Vik Kirsch, Mercury staff
GUELPH — A program that supplies clean needles to local intravenous drug users in exchange for used ones is on course to distribute thousands of additional syringes this year.
The needle-exchange program of the Wellington-Dufferin-Guelph Public Health unit issued almost 28,900 needles between January and June.

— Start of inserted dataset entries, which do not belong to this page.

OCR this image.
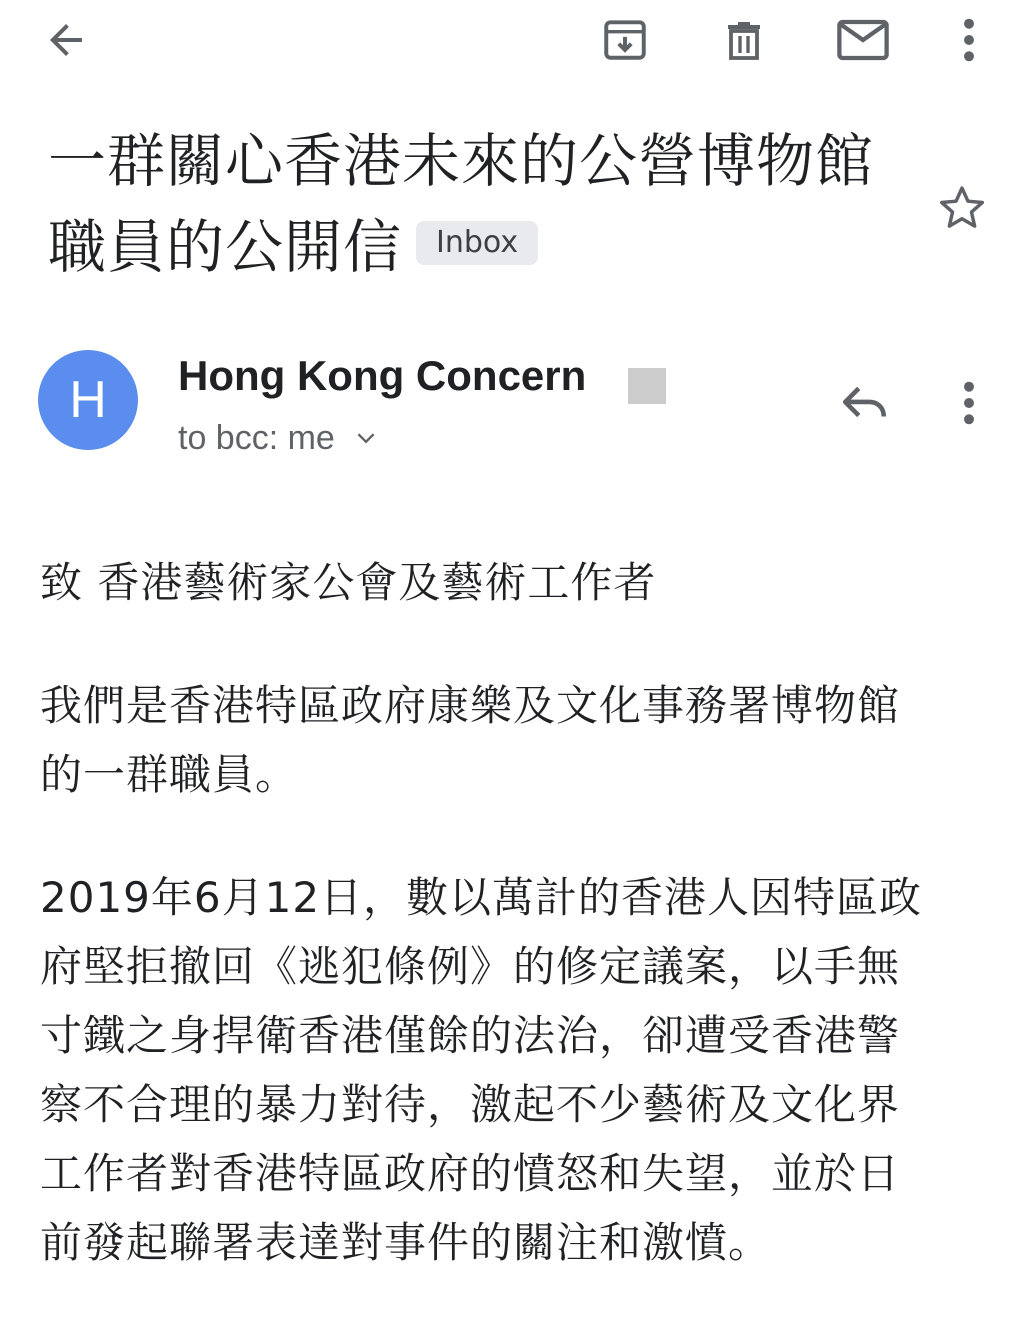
一群關心香港未來的公營博物館
職員的公開信 Inbox
H	Hong Kong Concern
to bcc: me

致 香港藝術家公會及藝術工作者

我們是香港特區政府康樂及文化事務署博物館
的一群職員。

2019年6月12日，數以萬計的香港人因特區政
府堅拒撤回《逃犯條例》的修定議案，以手無
寸鐵之身捍衛香港僅餘的法治，卻遭受香港警
察不合理的暴力對待，激起不少藝術及文化界
工作者對香港特區政府的憤怒和失望，並於日
前發起聯署表達對事件的關注和激憤。
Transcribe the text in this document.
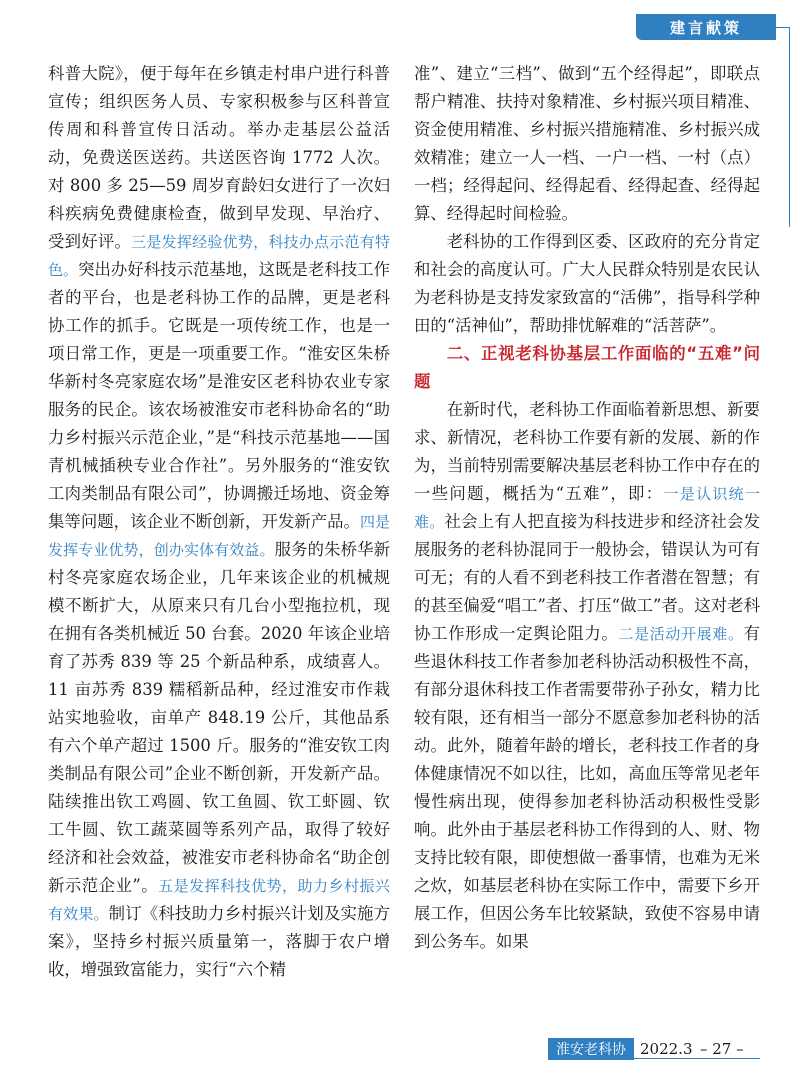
建言献策

科普大院》，便于每年在乡镇走村串户进行科普宣传；组织医务人员、专家积极参与区科普宣传周和科普宣传日活动。举办走基层公益活动，免费送医送药。共送医咨询 1772 人次。对 800 多 25—59 周岁育龄妇女进行了一次妇科疾病免费健康检查，做到早发现、早治疗、受到好评。三是发挥经验优势，科技办点示范有特色。突出办好科技示范基地，这既是老科技工作者的平台，也是老科协工作的品牌，更是老科协工作的抓手。它既是一项传统工作，也是一项日常工作，更是一项重要工作。“淮安区朱桥华新村冬亮家庭农场”是淮安区老科协农业专家服务的民企。该农场被淮安市老科协命名的“助力乡村振兴示范企业，”是“科技示范基地——国青机械插秧专业合作社”。另外服务的“淮安钦工肉类制品有限公司”，协调搬迁场地、资金筹集等问题，该企业不断创新，开发新产品。四是发挥专业优势，创办实体有效益。服务的朱桥华新村冬亮家庭农场企业，几年来该企业的机械规模不断扩大，从原来只有几台小型拖拉机，现在拥有各类机械近 50 台套。2020 年该企业培育了苏秀 839 等 25 个新品种系，成绩喜人。11 亩苏秀 839 糯稻新品种，经过淮安市作栽站实地验收，亩单产 848.19 公斤，其他品系有六个单产超过 1500 斤。服务的“淮安钦工肉类制品有限公司”企业不断创新，开发新产品。陆续推出钦工鸡圆、钦工鱼圆、钦工虾圆、钦工牛圆、钦工蔬菜圆等系列产品，取得了较好经济和社会效益，被淮安市老科协命名“助企创新示范企业”。五是发挥科技优势，助力乡村振兴有效果。制订《科技助力乡村振兴计划及实施方案》，坚持乡村振兴质量第一，落脚于农户增收，增强致富能力，实行“六个精

准”、建立“三档”、做到“五个经得起”，即联点帮户精准、扶持对象精准、乡村振兴项目精准、资金使用精准、乡村振兴措施精准、乡村振兴成效精准；建立一人一档、一户一档、一村（点）一档；经得起问、经得起看、经得起查、经得起算、经得起时间检验。

老科协的工作得到区委、区政府的充分肯定和社会的高度认可。广大人民群众特别是农民认为老科协是支持发家致富的“活佛”，指导科学种田的“活神仙”，帮助排忧解难的“活菩萨”。

二、正视老科协基层工作面临的“五难”问题

在新时代，老科协工作面临着新思想、新要求、新情况，老科协工作要有新的发展、新的作为，当前特别需要解决基层老科协工作中存在的一些问题，概括为“五难”，即：一是认识统一难。社会上有人把直接为科技进步和经济社会发展服务的老科协混同于一般协会，错误认为可有可无；有的人看不到老科技工作者潜在智慧；有的甚至偏爱“唱工”者、打压“做工”者。这对老科协工作形成一定舆论阻力。二是活动开展难。有些退休科技工作者参加老科协活动积极性不高，有部分退休科技工作者需要带孙子孙女，精力比较有限，还有相当一部分不愿意参加老科协的活动。此外，随着年龄的增长，老科技工作者的身体健康情况不如以往，比如，高血压等常见老年慢性病出现，使得参加老科协活动积极性受影响。此外由于基层老科协工作得到的人、财、物支持比较有限，即使想做一番事情，也难为无米之炊，如基层老科协在实际工作中，需要下乡开展工作，但因公务车比较紧缺，致使不容易申请到公务车。如果

淮安老科协 2022.3 – 27 –
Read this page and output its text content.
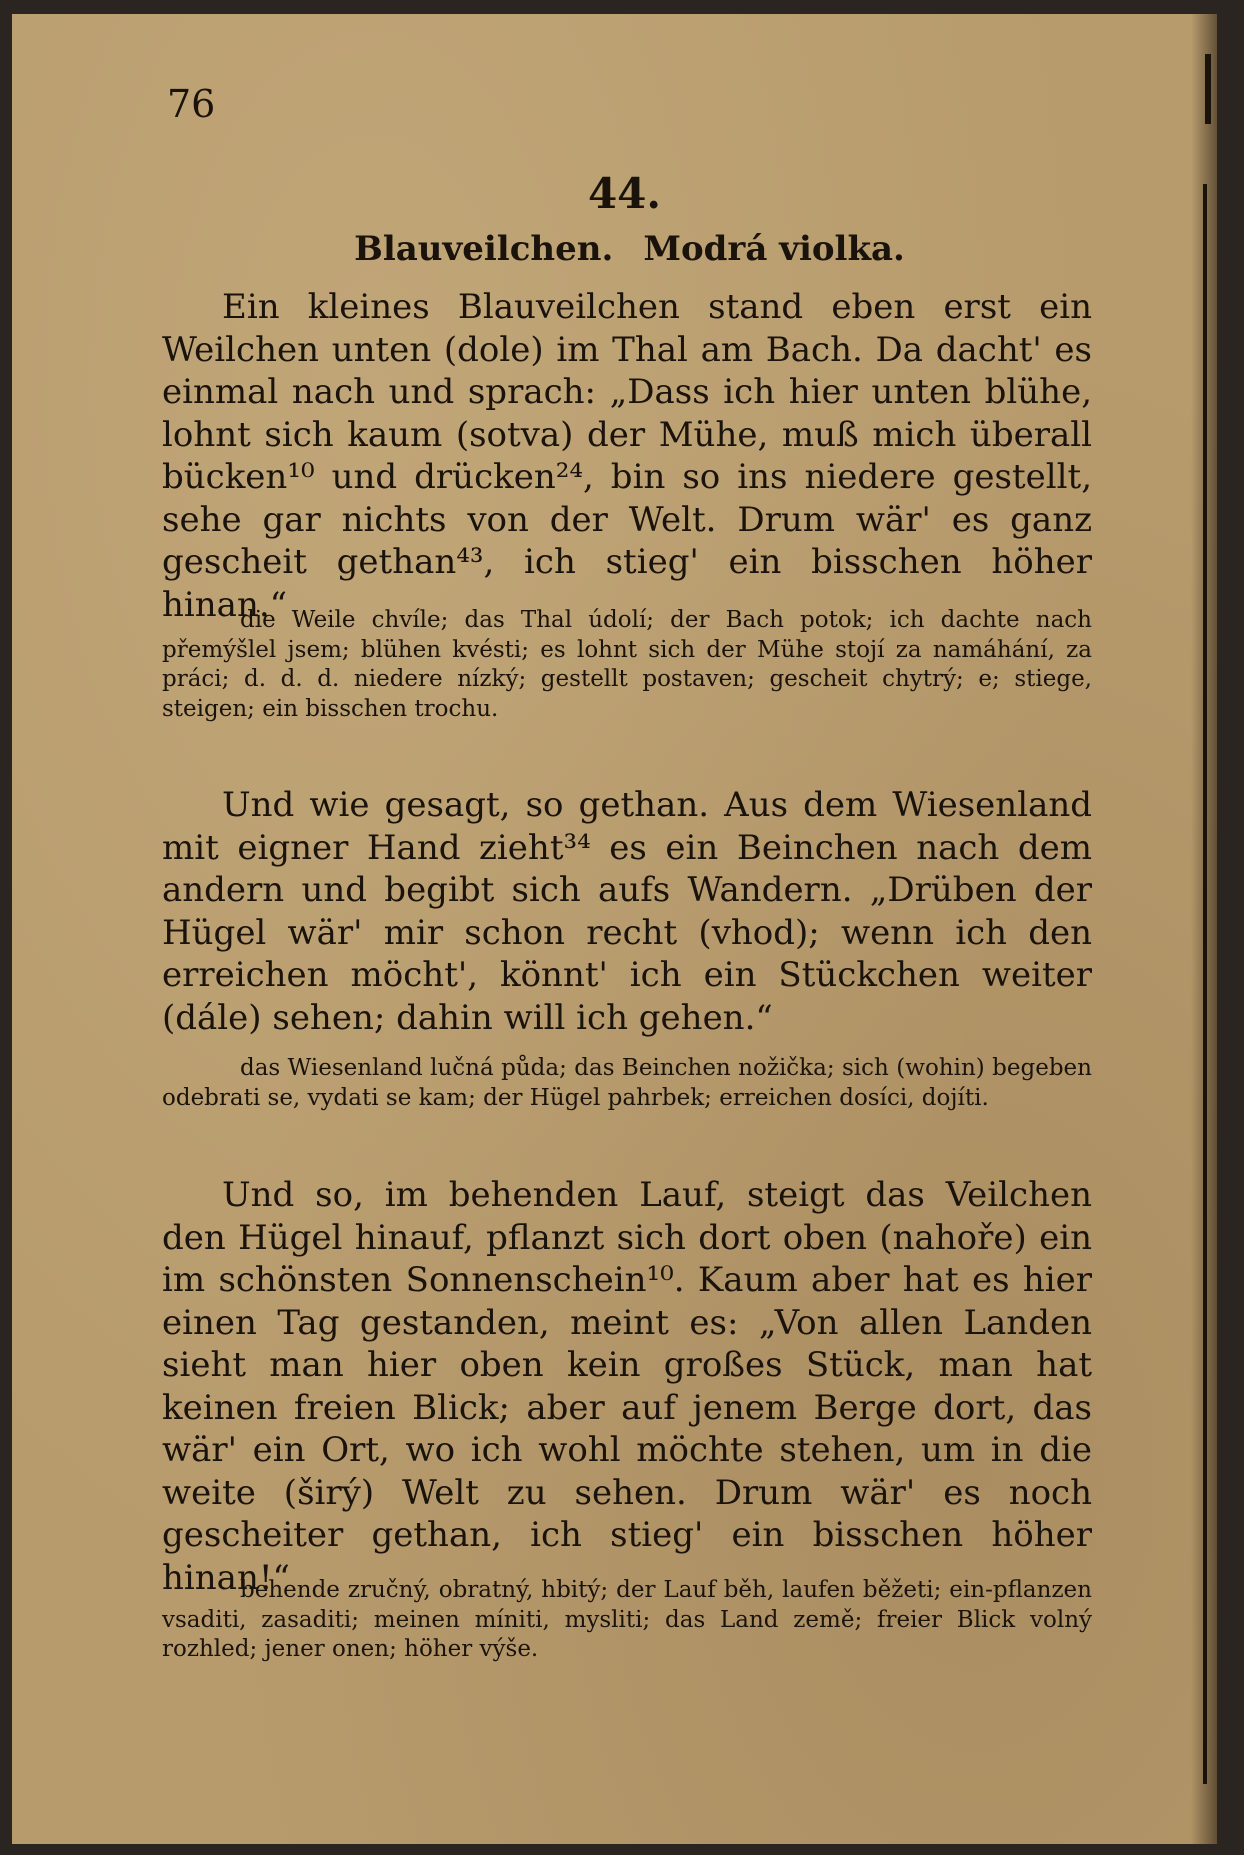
76
44.
Blauveilchen. Modrá violka.

Ein kleines Blauveilchen stand eben erst ein Weilchen unten (dole) im Thal am Bach. Da dacht' es einmal nach und sprach: „Dass ich hier unten blühe, lohnt sich kaum (sotva) der Mühe, muß mich überall bücken¹⁰ und drücken²⁴, bin so ins niedere gestellt, sehe gar nichts von der Welt. Drum wär' es ganz gescheit gethan⁴³, ich stieg' ein bisschen höher hinan.“

die Weile chvíle; das Thal údolí; der Bach potok; ich dachte nach přemýšlel jsem; blühen kvésti; es lohnt sich der Mühe stojí za namáhání, za práci; d. d. d. niedere nízký; gestellt postaven; gescheit chytrý; e; stiege, steigen; ein bisschen trochu.

Und wie gesagt, so gethan. Aus dem Wiesenland mit eigner Hand zieht³⁴ es ein Beinchen nach dem andern und begibt sich aufs Wandern. „Drüben der Hügel wär' mir schon recht (vhod); wenn ich den erreichen möcht', könnt' ich ein Stückchen weiter (dále) sehen; dahin will ich gehen.“

das Wiesenland lučná půda; das Beinchen nožička; sich (wohin) begeben odebrati se, vydati se kam; der Hügel pahrbek; erreichen dosíci, dojíti.

Und so, im behenden Lauf, steigt das Veilchen den Hügel hinauf, pflanzt sich dort oben (nahoře) ein im schönsten Sonnenschein¹⁰. Kaum aber hat es hier einen Tag gestanden, meint es: „Von allen Landen sieht man hier oben kein großes Stück, man hat keinen freien Blick; aber auf jenem Berge dort, das wär' ein Ort, wo ich wohl möchte stehen, um in die weite (širý) Welt zu sehen. Drum wär' es noch gescheiter gethan, ich stieg' ein bisschen höher hinan!“

behende zručný, obratný, hbitý; der Lauf běh, laufen běžeti; ein-pflanzen vsaditi, zasaditi; meinen míniti, mysliti; das Land země; freier Blick volný rozhled; jener onen; höher výše.
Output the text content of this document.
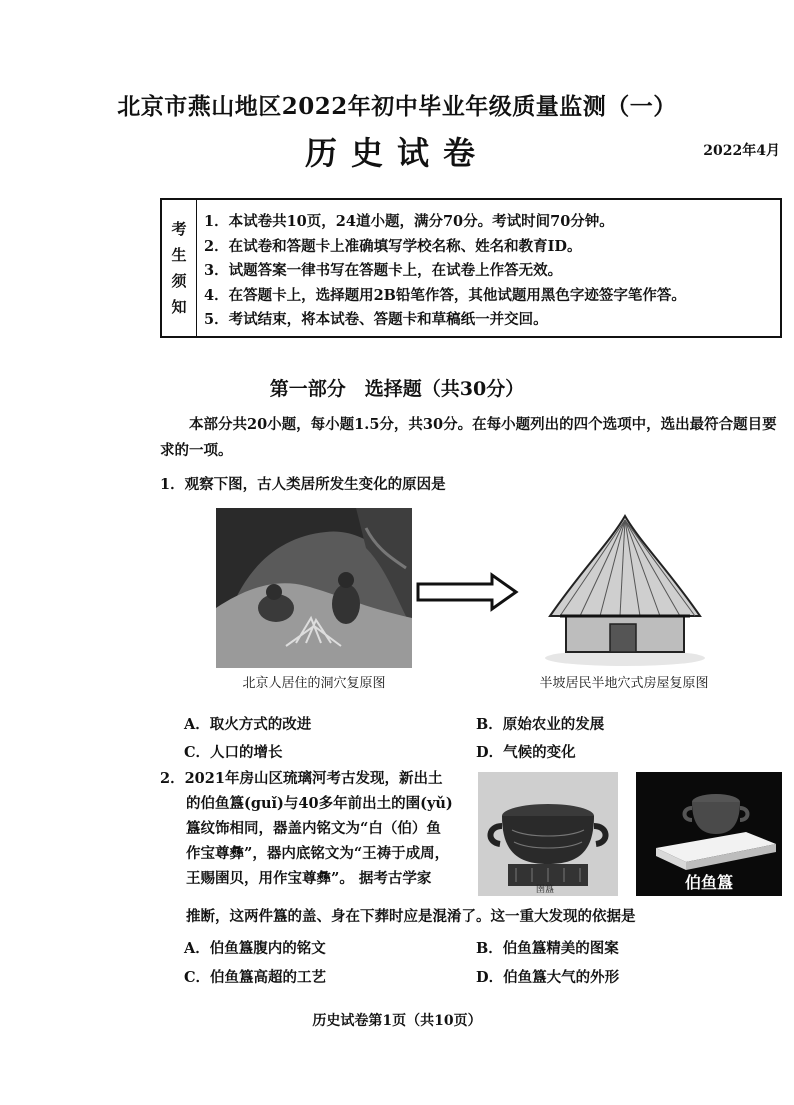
北京市燕山地区2022年初中毕业年级质量监测（一）
历史试卷	2022年4月
考
生
须
知
1．本试卷共10页，24道小题，满分70分。考试时间70分钟。
2．在试卷和答题卡上准确填写学校名称、姓名和教育ID。
3．试题答案一律书写在答题卡上，在试卷上作答无效。
4．在答题卡上，选择题用2B铅笔作答，其他试题用黑色字迹签字笔作答。
5．考试结束，将本试卷、答题卡和草稿纸一并交回。
第一部分　选择题（共30分）
本部分共20小题，每小题1.5分，共30分。在每小题列出的四个选项中，选出最符合题目要求的一项。
1．观察下图，古人类居所发生变化的原因是
北京人居住的洞穴复原图	半坡居民半地穴式房屋复原图
A．取火方式的改进	B．原始农业的发展
C．人口的增长	D．气候的变化
2．2021年房山区琉璃河考古发现，新出土
的伯鱼簋(guǐ)与40多年前出土的圉(yǔ)
簋纹饰相同，器盖内铭文为“白（伯）鱼
作宝尊彝”，器内底铭文为“王祷于成周，
王赐圉贝，用作宝尊彝”。 据考古学家
圉簋	伯鱼簋
推断，这两件簋的盖、身在下葬时应是混淆了。这一重大发现的依据是
A．伯鱼簋腹内的铭文	B．伯鱼簋精美的图案
C．伯鱼簋高超的工艺	D．伯鱼簋大气的外形
历史试卷第1页（共10页）
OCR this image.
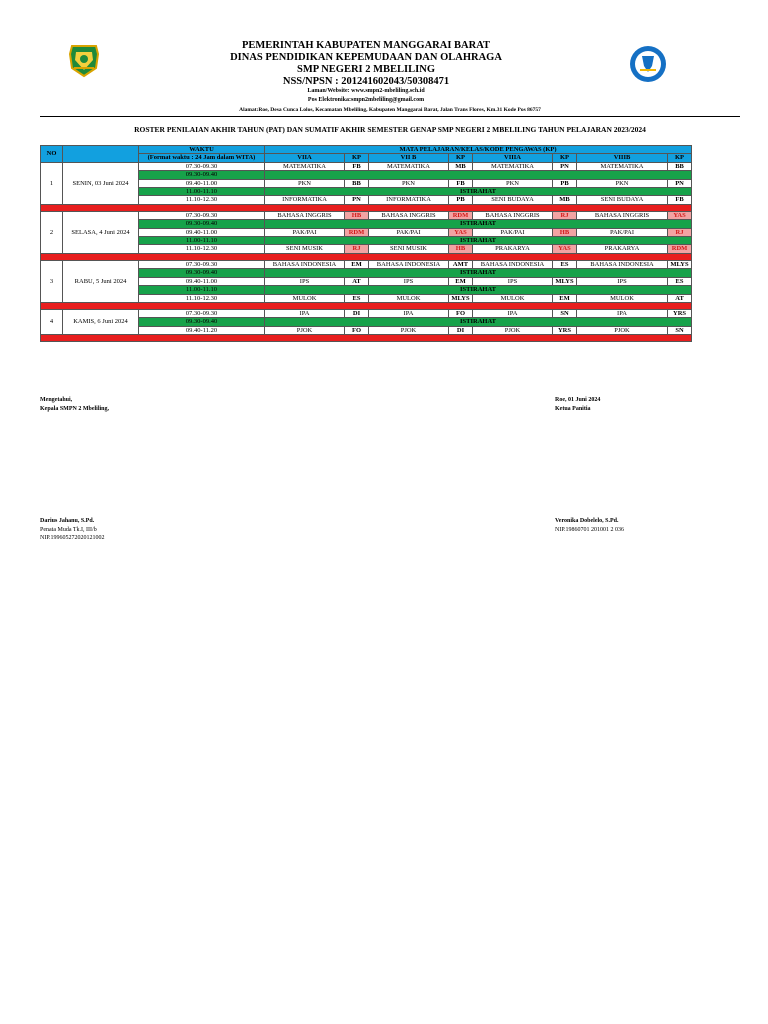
PEMERINTAH KABUPATEN MANGGARAI BARAT
DINAS PENDIDIKAN KEPEMUDAAN DAN OLAHRAGA
SMP NEGERI 2 MBELILING
NSS/NPSN : 201241602043/50308471
Laman/Website: www.smpn2-mbeliling.sch.id
Pos Elektronika:smpn2mbeliling@gmail.com
Alamat:Roe, Desa Cunca Lolos, Kecamatan Mbeliling, Kabupaten Manggarai Barat, Jalan Trans Flores, Km.31 Kode Pos 86757
ROSTER PENILAIAN AKHIR TAHUN (PAT) DAN SUMATIF AKHIR SEMESTER GENAP SMP NEGERI 2 MBELILING TAHUN PELAJARAN 2023/2024
NO		WAKTU	MATA PELAJARAN/KELAS/KODE PENGAWAS (KP)							

		(Format waktu : 24 Jam dalam WITA)	VIIA	KP	VII B	KP	VIIIA	KP	VIIIB	KP
1	SENIN, 03 Juni 2024	07.30-09.30	MATEMATIKA	FB	MATEMATIKA	MB	MATEMATIKA	PN	MATEMATIKA	BB
		09.30-09.40								
		09.40-11.00	PKN	BB	PKN	FB	PKN	PB	PKN	PN
		11.00-11.10	ISTIRAHAT							
		11.10-12.30	INFORMATIKA	PN	INFORMATIKA	PB	SENI BUDAYA	MB	SENI BUDAYA	FB

2	SELASA, 4 Juni 2024	07.30-09.30	BAHASA INGGRIS	HB	BAHASA INGGRIS	RDM	BAHASA INGGRIS	RJ	BAHASA INGGRIS	YAS
		09.30-09.40	ISTIRAHAT							
		09.40-11.00	PAK/PAI	RDM	PAK/PAI	YAS	PAK/PAI	HB	PAK/PAI	RJ
		11.00-11.10	ISTIRAHAT							
		11.10-12.30	SENI MUSIK	RJ	SENI MUSIK	HB	PRAKARYA	YAS	PRAKARYA	RDM

3	RABU, 5 Juni 2024	07.30-09.30	BAHASA INDONESIA	EM	BAHASA INDONESIA	AMT	BAHASA INDONESIA	ES	BAHASA INDONESIA	MLYS
		09.30-09.40	ISTIRAHAT							
		09.40-11.00	IPS	AT	IPS	EM	IPS	MLYS	IPS	ES
		11.00-11.10	ISTIRAHAT							
		11.10-12.30	MULOK	ES	MULOK	MLYS	MULOK	EM	MULOK	AT

4	KAMIS, 6 Juni 2024	07.30-09.30	IPA	DI	IPA	FO	IPA	SN	IPA	YRS
		09.30-09.40	ISTIRAHAT							
		09.40-11.20	PJOK	FO	PJOK	DI	PJOK	YRS	PJOK	SN

Mengetahui,
Kepala SMPN 2 Mbeliling,
Darius Jahanu, S.Pd.
Penata Muda Tk.I, III/b
NIP.199605272020121002
Roe, 01 Juni 2024
Ketua Panitia
Veronika Dobelelo, S.Pd.
NIP.19860701 201001 2 036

It expects that will translate into between 7,000 and 8,000 more needles being provided by the end of this year than the 50,000 that were given out in 2009 to 1,019 clients, public health adult and clinical services program manager Rosalyn LaRochelle said.
The program also took in more than 20,200 used needles from January through June, a trend that’s also on the rise, LaRochelle said.
Both trends, which local officials say is also being reflected at other Ontario needle-exchange programs, should be regarded as positives, said Wellington Guelph Drug Strategy Committee interim co-ordinator Lindsay Klassen.
“We really recognize they’re reducing infection,” Klassen said, referring to risks such as blood-borne HIV-AIDS and hepatitis C from sharing dirty hypodermic needles.
But this program, which is funded by the health unit and operated by the AIDS Committee of Guelph and Wellington County, isn’t a panacea, she warned.
“It doesn’t reduce all the harms,” Klassen said, adding shooting up street drugs still comes with the risk of drug overdose or other detrimental health effects on the body from introducing foreign substances into the blood.
Wellington-Dufferin-Guelph Public Health, through the Ontario Harm Reduction Distribution Program, funds needles and related supplies, including tourniquets, vitamin C, spoons, cotton balls and sterile water for intravenous drug users.
They needles are intended to be used once and returned to the health unit. “That’s what we hope,” LaRochelle said.
There’s also hope that supplying intravenous drug users with the clean paraphernalia they need not only reduces the spread of disease, but builds a relationship with health professionals that offers a bridge to abstinence once addicts reach that point.
“It allows us to be connected with those people,” she said. “You can get them toward a level of recovery.”
Overall, she sees it as the best approach to the troubling reality of this form of drug addiction.
“I’m comfortable with the approach,” LaRochelle said.
The AIDS committee’s harm reduction outreach co-ordinator, Natalie Basaraba, sees it as a good way to lessen the spread of illness. When needle exchange is dropped from a community, infection rates climb, she said.
“Prevention is certainly cheaper than treatment,” she continued, citing the medical costs of AIDS of more than $400,000 a year per person. There’s also the significant humanitarian aspect of harm reduction, she stressed.
Who are those injecting drugs? LaRochelle said they tend to be baby boomers more than 20-somethings. “That’s the biggest group coming for the service.”
Generally speaking, the drugs of choice for Ontarians are opiates, such as morphine, cocaine and amphetamines, Klassen said. In Guelph, the most common are heroin and oxycodone, the active ingredient in a prescription drug that can be crushed, liquefied and injected.
Prescription opiates, in fact, are increasingly finding their way onto the local black market, she added.